Globalization has integrated the global economy and lifted billions of people out of poverty. However, it has also dispersed global political power and has strained the existing world order. Nations struggle to respond to crises from Iraq and Syria to the spread of the Ebola virus.
The Carnegie–Tsinghua Center for Global Policy and the Tsinghua School of Journalism and Communications co-hosted a discussion on globalization featuring Bertrand Badie of Sciences Po, Cui Baoguo of Tsinghua University, Marie-Françoise Durand of Sciences Po, and Wataru Sawamura of Asahi Shimbun. The discussion was moderated by Carnegie–Tsinghua’s Chen Qi
- Transformation of World Order: The speakers discussed the fact that interactions between sovereign nations have experienced several drastic upheavals in the past century and a half. While historically global affairs were predominantly controlled by the Western world, several world wars and the continued development of international law has dramatically shifted power. This makes it difficult for powerful countries to unilaterally dictate policy, participants explained. The growing inter-reliance and interconnectedness of developed and developing nations means that great and emerging powers alike are increasingly being treated as equal members in the international community.
- Exacerbating Conflict: Some of the speakers asserted that the Treaty of Versailles, which concluded World War I in 1919, fundamentally changed international relations. They argued that the severe punishment of the Central Powers through reparations and other measures were enacted to discredit their legitimacy and prestige. In the modern era, they continued, punishment continues to serve as a central tenet when dealing with opposing governments. Some speakers suggested that this insistence on humiliating enemies, coupled with the refusals to negotiate, has led to the current crises occurring in the Middle East.
- Chinese Perspective on “Westernization”: There was significant disagreement between speakers on how to define globalization and national attitudes towards it. Some participants argued that from the Chinese perspective, globalization is just a continuation of the forced integration of China into the world economy that started after the Opium wars in the nineteenth century. Other speakers disagreed, stating that in the last forty years the Chinese have benefited more from globalization than possibly any other country.
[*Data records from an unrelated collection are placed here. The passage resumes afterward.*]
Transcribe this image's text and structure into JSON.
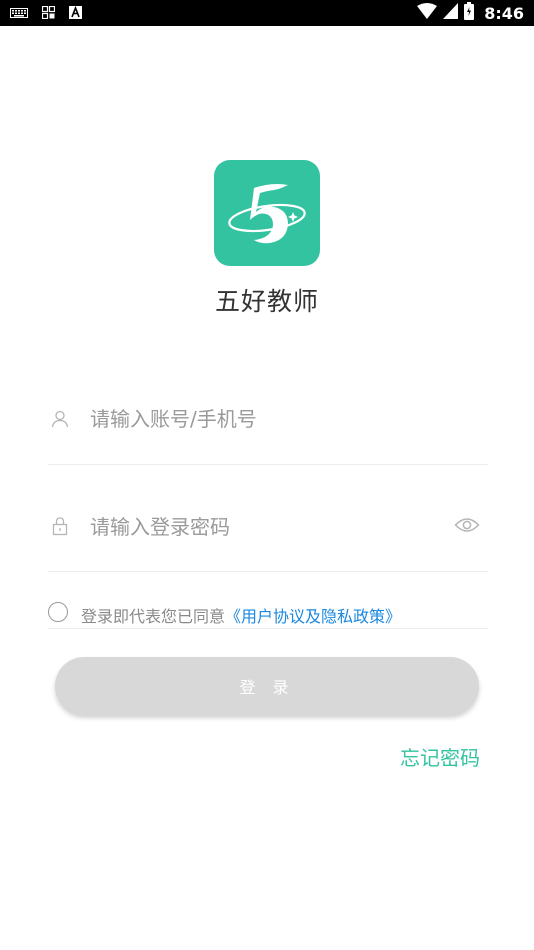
{
  "status_bar": {
    "time": "8:46",
    "icons": [
      "keyboard-icon",
      "grid-icon",
      "font-icon",
      "wifi-icon",
      "signal-icon",
      "battery-icon"
    ]
  },
  "app": {
    "name": "五好教师",
    "brand_color": "#34c3a1"
  },
  "login_form": {
    "account_placeholder": "请输入账号/手机号",
    "password_placeholder": "请输入登录密码",
    "account_value": "",
    "password_value": "",
    "agreement_text": "登录即代表您已同意",
    "agreement_link": "《用户协议及隐私政策》",
    "agreement_checked": false,
    "login_label": "登 录",
    "forgot_password_label": "忘记密码"
  },
  "colors": {
    "accent": "#34c3a1",
    "link": "#1a88e0",
    "button_disabled": "#d8d8d8",
    "placeholder": "#9a9a9a"
  }
}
- Beyond State Actors: Globalization creates complex relationships that extend beyond inter-government relations, participants said. These relationships affect business, social, and civil interactions. Speakers stressed that for governments, it can be difficult to react to the growing demands of participating in the international community. Therefore, they emphasized the critical role of the individual in establishing bridges of mutual understanding and cooperation towards common goals.
- Globalization as a Source of Conflict: While focusing on the importance of global interaction, speakers also cautioned against overemphasizing the role of access to and exchange of information. Thanks to the internet and modern technologies, there are increased interactions, but this does not guarantee greater understanding or more accurate information. Speakers warned that not only can information bring people together, but it can divide them as well. The internet is an indiscriminate tool for uniting and conveying both positive ideas such as world peace, and negative ideas like racism. Furthermore, information asymmetries and a lack of understanding between all actors can create both tensions and conflict, they concluded.
Chen Qi is a resident scholar at the Carnegie–Tsinghua Center for Global Policy. An expert on U.S.-China relations, global governance, and China’s foreign policy, Chen runs the Carnegie-Tsinghua Center’s U.S.-China Track II dialogue.
Bertrand Badie is a French political scientist and international relations specialist. He is a professor at the Institut d’Etudes Politiques de Paris and researcher associated with the Centre d’Etudes et de Recherches Internationales (CERI).
Cui Baoguo is a professor and deputy dean of Tsinghua University’s School of Journalism and Communications. Cui is also the director of the Center for Media, Management and Economics Studies at Tsinghua University.
Marie-Françoise Durand is a professor at the Institute d’Etudes Politiques in Paris.
Wataru Sawamura has held diverse posts for Asahi Shimbun as a correspondent in New York, London, and head of the Paris office. Sawamura is currently Asahi Shimbun’s deputy managing editor.